Of most excitement to myself, a Chartered Forester and Surveyor, is the potential for another busy period of woodland creation rivalling those of the 1960s 70s and early 80s with the aim for this creation being to contribute to carbon offsetting and conservation whilst creating a timber income that provides a basis to the investment. If the current stampede towards planting land ownership by companies looking to get in early and offset their carbon emissions is anything to go by, we really are in for a solid period of reforestation in the UK. Every day at Tustins, we are being contacted by a cross section of the business community who are keen to respond to the Government’s net zero 2050 target and capitalise early before carbon offsetting becomes too expensive. The Government itself also sees the potential that woodland creation offers with each of the devolved parliaments setting seriously aggressive planting targets.

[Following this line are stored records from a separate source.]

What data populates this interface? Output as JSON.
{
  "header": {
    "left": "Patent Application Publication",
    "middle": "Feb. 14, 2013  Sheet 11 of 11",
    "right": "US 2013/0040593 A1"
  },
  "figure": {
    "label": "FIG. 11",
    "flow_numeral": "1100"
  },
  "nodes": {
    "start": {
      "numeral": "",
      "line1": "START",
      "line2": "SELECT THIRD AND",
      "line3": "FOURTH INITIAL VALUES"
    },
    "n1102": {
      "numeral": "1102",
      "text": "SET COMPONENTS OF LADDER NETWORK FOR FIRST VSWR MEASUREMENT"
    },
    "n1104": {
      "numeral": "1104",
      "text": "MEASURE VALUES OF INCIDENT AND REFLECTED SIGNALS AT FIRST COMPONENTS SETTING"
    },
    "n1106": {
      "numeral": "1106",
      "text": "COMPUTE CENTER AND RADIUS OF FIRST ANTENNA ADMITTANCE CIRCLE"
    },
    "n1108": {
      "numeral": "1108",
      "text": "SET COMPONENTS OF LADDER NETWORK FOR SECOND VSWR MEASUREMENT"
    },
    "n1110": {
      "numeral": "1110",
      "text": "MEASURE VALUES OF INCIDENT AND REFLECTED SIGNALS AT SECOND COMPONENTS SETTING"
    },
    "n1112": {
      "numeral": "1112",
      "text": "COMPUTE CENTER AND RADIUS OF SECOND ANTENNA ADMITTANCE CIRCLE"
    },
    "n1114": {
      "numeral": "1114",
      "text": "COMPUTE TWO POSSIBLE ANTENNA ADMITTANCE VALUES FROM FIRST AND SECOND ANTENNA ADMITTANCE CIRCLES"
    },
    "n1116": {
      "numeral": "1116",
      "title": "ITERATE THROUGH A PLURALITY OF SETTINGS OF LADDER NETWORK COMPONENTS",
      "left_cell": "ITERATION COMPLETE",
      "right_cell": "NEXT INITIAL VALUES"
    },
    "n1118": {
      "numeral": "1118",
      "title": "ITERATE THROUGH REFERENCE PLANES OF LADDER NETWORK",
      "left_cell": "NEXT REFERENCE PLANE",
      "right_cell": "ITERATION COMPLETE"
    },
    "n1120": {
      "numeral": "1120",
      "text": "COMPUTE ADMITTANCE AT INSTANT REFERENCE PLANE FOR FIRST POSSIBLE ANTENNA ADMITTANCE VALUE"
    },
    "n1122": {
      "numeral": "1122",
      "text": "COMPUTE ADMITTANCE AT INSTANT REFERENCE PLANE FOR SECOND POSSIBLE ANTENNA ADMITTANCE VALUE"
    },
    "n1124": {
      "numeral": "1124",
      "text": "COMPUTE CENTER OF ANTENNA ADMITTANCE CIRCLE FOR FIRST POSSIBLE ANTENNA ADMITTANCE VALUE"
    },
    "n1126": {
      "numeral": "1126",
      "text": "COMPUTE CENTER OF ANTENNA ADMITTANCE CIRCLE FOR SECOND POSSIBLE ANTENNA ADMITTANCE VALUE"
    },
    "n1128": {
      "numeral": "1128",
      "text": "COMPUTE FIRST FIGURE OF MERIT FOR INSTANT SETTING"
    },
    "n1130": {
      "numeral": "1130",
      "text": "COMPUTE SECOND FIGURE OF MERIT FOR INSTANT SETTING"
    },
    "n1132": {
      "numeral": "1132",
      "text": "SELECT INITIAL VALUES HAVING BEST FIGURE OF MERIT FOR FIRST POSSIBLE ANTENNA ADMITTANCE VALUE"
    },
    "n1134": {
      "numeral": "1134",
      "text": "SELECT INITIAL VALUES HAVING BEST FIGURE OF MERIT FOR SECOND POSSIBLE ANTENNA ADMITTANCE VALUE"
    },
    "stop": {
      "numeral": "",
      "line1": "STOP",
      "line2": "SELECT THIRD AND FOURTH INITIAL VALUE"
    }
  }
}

For many in the forestry and woodland world, it is no surprise that the politicians have finally worked out that woodland creation can be a benefit to our economy by reducing timber trade deficit and offsetting our carbon emissions. In the UK, we currently produce between 20% and 30% of the timber needed to satisfy our annual domestic demand. Shockingly, the UK is one of the largest sawn wood importers on the planet, only behind China, the USA and Japan. The world market for timber has serious supply issues with wood sourced from legal sources reducing annually and the UK is becoming increasingly reliant on this turbulent market. Those who are savvy and have an appreciation of the UK timber supply forecasts can also see that without any new woodland establishment, we are going to see a drop in the volume of timber harvested from 2030 onwards. Lower supply is likely to mean that prices will increase further from today’s values, and these are already 20%-30% ahead of the price point in early 2020.
How does this translate into the property market in the UK? In short, the market has been growing for nearly twenty years. Since 2002, we have been seeing a long period of year on- year property inflation. If you speak to our more traditional investors who have been used to sub 3% annual returns on their forestry investments, the current return of between 10% and 20% looks rather impressive. No surprise then, that the few properties that are coming to the market at the moment are achieving record prices.

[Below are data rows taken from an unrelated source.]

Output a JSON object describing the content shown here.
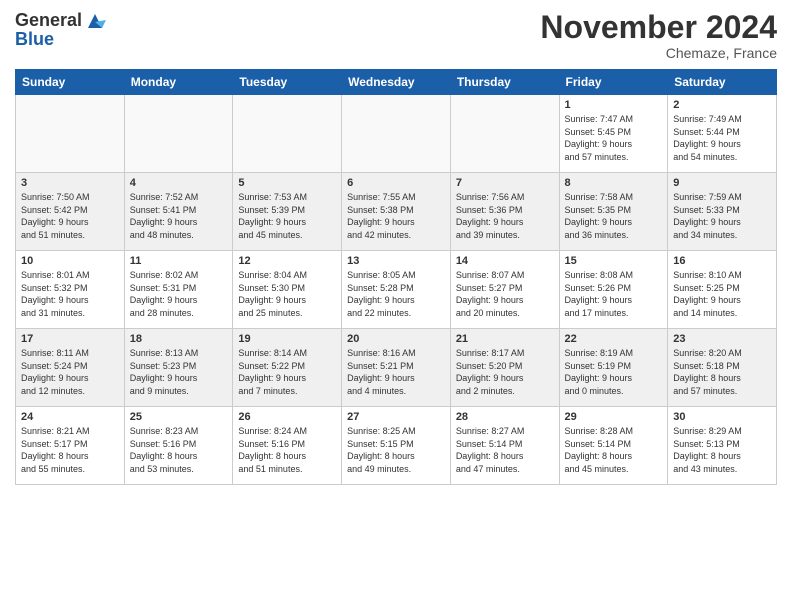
{
  "logo": {
    "general": "General",
    "blue": "Blue"
  },
  "title": "November 2024",
  "location": "Chemaze, France",
  "days_of_week": [
    "Sunday",
    "Monday",
    "Tuesday",
    "Wednesday",
    "Thursday",
    "Friday",
    "Saturday"
  ],
  "weeks": [
    {
      "shaded": false,
      "days": [
        {
          "num": "",
          "info": ""
        },
        {
          "num": "",
          "info": ""
        },
        {
          "num": "",
          "info": ""
        },
        {
          "num": "",
          "info": ""
        },
        {
          "num": "",
          "info": ""
        },
        {
          "num": "1",
          "info": "Sunrise: 7:47 AM\nSunset: 5:45 PM\nDaylight: 9 hours\nand 57 minutes."
        },
        {
          "num": "2",
          "info": "Sunrise: 7:49 AM\nSunset: 5:44 PM\nDaylight: 9 hours\nand 54 minutes."
        }
      ]
    },
    {
      "shaded": true,
      "days": [
        {
          "num": "3",
          "info": "Sunrise: 7:50 AM\nSunset: 5:42 PM\nDaylight: 9 hours\nand 51 minutes."
        },
        {
          "num": "4",
          "info": "Sunrise: 7:52 AM\nSunset: 5:41 PM\nDaylight: 9 hours\nand 48 minutes."
        },
        {
          "num": "5",
          "info": "Sunrise: 7:53 AM\nSunset: 5:39 PM\nDaylight: 9 hours\nand 45 minutes."
        },
        {
          "num": "6",
          "info": "Sunrise: 7:55 AM\nSunset: 5:38 PM\nDaylight: 9 hours\nand 42 minutes."
        },
        {
          "num": "7",
          "info": "Sunrise: 7:56 AM\nSunset: 5:36 PM\nDaylight: 9 hours\nand 39 minutes."
        },
        {
          "num": "8",
          "info": "Sunrise: 7:58 AM\nSunset: 5:35 PM\nDaylight: 9 hours\nand 36 minutes."
        },
        {
          "num": "9",
          "info": "Sunrise: 7:59 AM\nSunset: 5:33 PM\nDaylight: 9 hours\nand 34 minutes."
        }
      ]
    },
    {
      "shaded": false,
      "days": [
        {
          "num": "10",
          "info": "Sunrise: 8:01 AM\nSunset: 5:32 PM\nDaylight: 9 hours\nand 31 minutes."
        },
        {
          "num": "11",
          "info": "Sunrise: 8:02 AM\nSunset: 5:31 PM\nDaylight: 9 hours\nand 28 minutes."
        },
        {
          "num": "12",
          "info": "Sunrise: 8:04 AM\nSunset: 5:30 PM\nDaylight: 9 hours\nand 25 minutes."
        },
        {
          "num": "13",
          "info": "Sunrise: 8:05 AM\nSunset: 5:28 PM\nDaylight: 9 hours\nand 22 minutes."
        },
        {
          "num": "14",
          "info": "Sunrise: 8:07 AM\nSunset: 5:27 PM\nDaylight: 9 hours\nand 20 minutes."
        },
        {
          "num": "15",
          "info": "Sunrise: 8:08 AM\nSunset: 5:26 PM\nDaylight: 9 hours\nand 17 minutes."
        },
        {
          "num": "16",
          "info": "Sunrise: 8:10 AM\nSunset: 5:25 PM\nDaylight: 9 hours\nand 14 minutes."
        }
      ]
    },
    {
      "shaded": true,
      "days": [
        {
          "num": "17",
          "info": "Sunrise: 8:11 AM\nSunset: 5:24 PM\nDaylight: 9 hours\nand 12 minutes."
        },
        {
          "num": "18",
          "info": "Sunrise: 8:13 AM\nSunset: 5:23 PM\nDaylight: 9 hours\nand 9 minutes."
        },
        {
          "num": "19",
          "info": "Sunrise: 8:14 AM\nSunset: 5:22 PM\nDaylight: 9 hours\nand 7 minutes."
        },
        {
          "num": "20",
          "info": "Sunrise: 8:16 AM\nSunset: 5:21 PM\nDaylight: 9 hours\nand 4 minutes."
        },
        {
          "num": "21",
          "info": "Sunrise: 8:17 AM\nSunset: 5:20 PM\nDaylight: 9 hours\nand 2 minutes."
        },
        {
          "num": "22",
          "info": "Sunrise: 8:19 AM\nSunset: 5:19 PM\nDaylight: 9 hours\nand 0 minutes."
        },
        {
          "num": "23",
          "info": "Sunrise: 8:20 AM\nSunset: 5:18 PM\nDaylight: 8 hours\nand 57 minutes."
        }
      ]
    },
    {
      "shaded": false,
      "days": [
        {
          "num": "24",
          "info": "Sunrise: 8:21 AM\nSunset: 5:17 PM\nDaylight: 8 hours\nand 55 minutes."
        },
        {
          "num": "25",
          "info": "Sunrise: 8:23 AM\nSunset: 5:16 PM\nDaylight: 8 hours\nand 53 minutes."
        },
        {
          "num": "26",
          "info": "Sunrise: 8:24 AM\nSunset: 5:16 PM\nDaylight: 8 hours\nand 51 minutes."
        },
        {
          "num": "27",
          "info": "Sunrise: 8:25 AM\nSunset: 5:15 PM\nDaylight: 8 hours\nand 49 minutes."
        },
        {
          "num": "28",
          "info": "Sunrise: 8:27 AM\nSunset: 5:14 PM\nDaylight: 8 hours\nand 47 minutes."
        },
        {
          "num": "29",
          "info": "Sunrise: 8:28 AM\nSunset: 5:14 PM\nDaylight: 8 hours\nand 45 minutes."
        },
        {
          "num": "30",
          "info": "Sunrise: 8:29 AM\nSunset: 5:13 PM\nDaylight: 8 hours\nand 43 minutes."
        }
      ]
    }
  ]
}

Where you can add carbon offsetting as a new income stream to the cashflow, often on low-grade agricultural planting land, we are seeing even stronger prices and competition for all but the poorest land. Agricultural land is the only option for this, as existing forests cannot be used to offset carbon emissions. Who would have thought that plant-able agricultural land would fetch in excess of £5,000 per acre offered by forestry investors? This is of course a stark contrast to the lower value of unplantable agricultural grazing land.
The multiple factors driving growth in the sector look promising, indicating a positive outlook for many years to come.